Since the effect handler has access to the continuation, we can implement minimal asynchronous IO in direct-style as opposed to the monadic style of asynchronous IO libraries such as Lwt and Async. Our asynchronous IO library has the following interface:

module type AIO = sig

  val fork  : (unit -> unit) -> unit
  val yield : unit -> unit

  type file_descr = Unix.file_descr
  type sockaddr = Unix.sockaddr
  type msg_flag = Unix.msg_flag

  val accept : file_descr -> file_descr * sockaddr
  val recv   : file_descr -> bytes -> int -> int -> msg_flag list -> int
  val send   : file_descr -> bytes -> int -> int -> msg_flag list -> int
  val sleep  : float -> unit

  val run : (unit -> unit) -> unit
end

Observe that the return type of the non-blocking function calls accept, recv, send and sleep are the same as their blocking counterparts from Unix module.

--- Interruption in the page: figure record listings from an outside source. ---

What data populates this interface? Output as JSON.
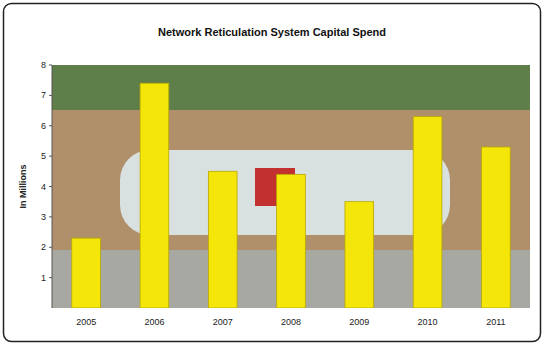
{
  "chart_data": {
    "type": "bar",
    "title": "Network Reticulation System Capital Spend",
    "y_label": "In Millions",
    "categories": [
      "2005",
      "2006",
      "2007",
      "2008",
      "2009",
      "2010",
      "2011"
    ],
    "values": [
      2.3,
      7.4,
      4.5,
      4.4,
      3.5,
      6.3,
      5.3
    ],
    "color": "#f5e60a",
    "ylim": [
      0,
      8
    ],
    "yticks": [
      1,
      2,
      3,
      4,
      5,
      6,
      7,
      8
    ],
    "grid": false
  }
}
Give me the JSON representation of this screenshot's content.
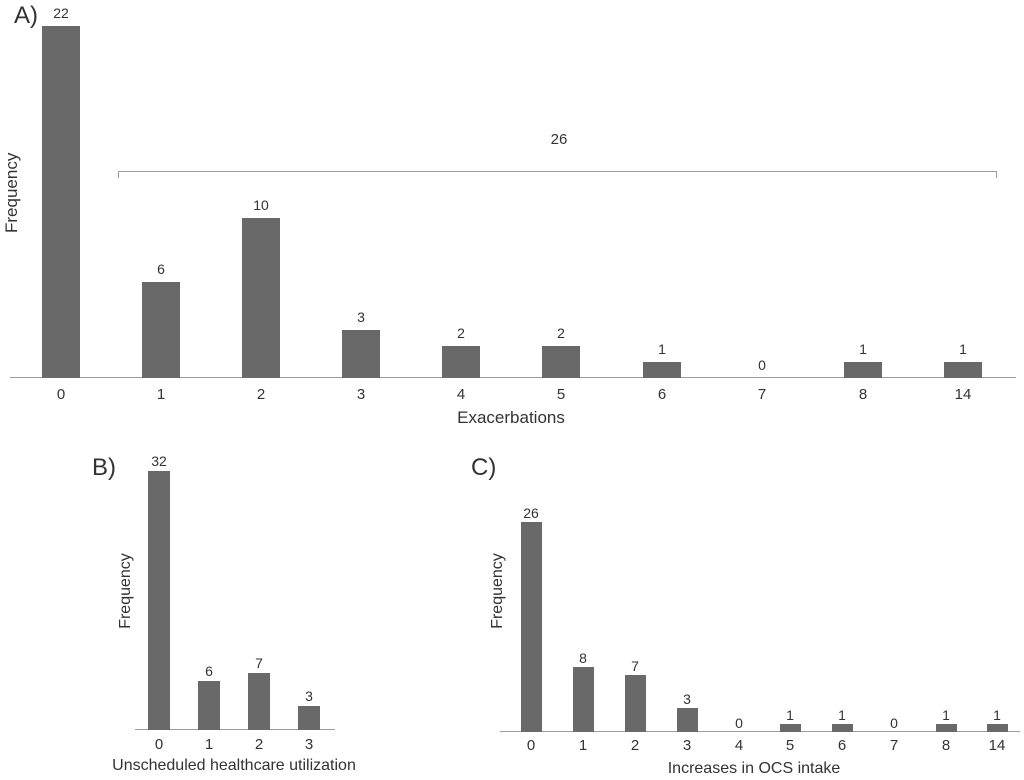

The asynchronous IO implementation works as follows. For each blocking action, if the action can be performed immediately, then it is. Otherwise, the thread performing the blocking task is suspended and add to a pool of threads waiting to perform IO:

(* Block until data is available to read on the socket. *)
effect Blk_read  : file_descr -> unit
(* Block until socket is writable. *)
effect Blk_write : file_descr -> unit
(* Sleep for given number of seconds. *)
effect Sleep : float -> unit

let rec core f =
  match f () with
  ...
  | effect (Blk_read fd) k ->
      if poll_rd fd then continue k ()
      else (Hashtbl.add read_ht fd k;
            dequeue ())
  | effect (Blk_write fd) k ->
      if poll_wr fd then continue k ()
      else (Hashtbl.add write_ht fd k;
            dequeue ())
  | effect (Sleep t) k ->
        if t <= 0. then continue k ()
        else (Hashtbl.add sleep_ht (Unix.gettimeofday () +. t) k;
              dequeue ())

let accept fd =
  perform (Blk_read fd);
  Unix.accept fd

let recv fd buf pos len mode =
  perform (Blk_read fd);
  Unix.recv fd buf pos len mode

let send fd bus pos len mode =
  perform (Blk_write fd);
  Unix.send fd bus pos len mode

The scheduler works by running all of the available threads until there are no more threads to run. At this point, if there are threads that are waiting to complete an IO operation, the scheduler invokes select() call and blocks until one of the IO actions becomes available. The scheduler then resumes those threads whose IO actions are now available:

(* When there are no threads to run, perform blocking io. *)
let perform_io timeout =
  let rd_fds = Hashtbl.fold (fun fd _ acc -> fd::acc) read_ht [] in
  let wr_fds = Hashtbl.fold (fun fd _ acc -> fd::acc) write_ht [] in
  let rdy_rd_fds, rdy_wr_fds, _ = Unix.select rd_fds wr_fds [] timeout in
  let rec resume ht = function
  | [] -> ()
  | x::xs ->
      enqueue (Hashtbl.find ht x);
      Hashtbl.remove ht x;
      resume ht xs
  in
  resume read_ht rdy_rd_fds;
  resume write_ht rdy_wr_fds;
  if timeout >= 0. then ignore (wakeup (Unix.gettimeofday ())) else ();
  dequeue ()

The program implements a simple echo server. The server listens on localhost port 9301. It accepts multiple clients and echoes back to the client any data sent to the server. This server is a direct-style reimplementation of the echo server found here, which implements the echo server in CPS style:

(* Repeat what the client says until the client goes away. *)
let rec echo_server sock addr =
  try
    let data = recv sock 1024 in
    if String.length data > 0 then
      (ignore (send sock data);
       echo_server sock addr)
    else
      let cn = string_of_sockaddr addr in
      (printf "echo_server : client (%s) disconnected.\n%!" cn;
       close sock)
  with
  | _ -> close sock

The echo server can be tested with a telnet client by starting the server and on the same machine running telnet localhost 9301.

Conclusion

The aim of the post is to illustrate the variety of alternative programming paradigms that arise due to algebraic effects and handlers, and hopefully kindle interest in reasoning and programming with effects and handlers in OCaml. Algebraic effects and handlers support in OCaml is in active development within the context of multicore OCaml. When you find those inevitable bugs, please report them to the issue tracker.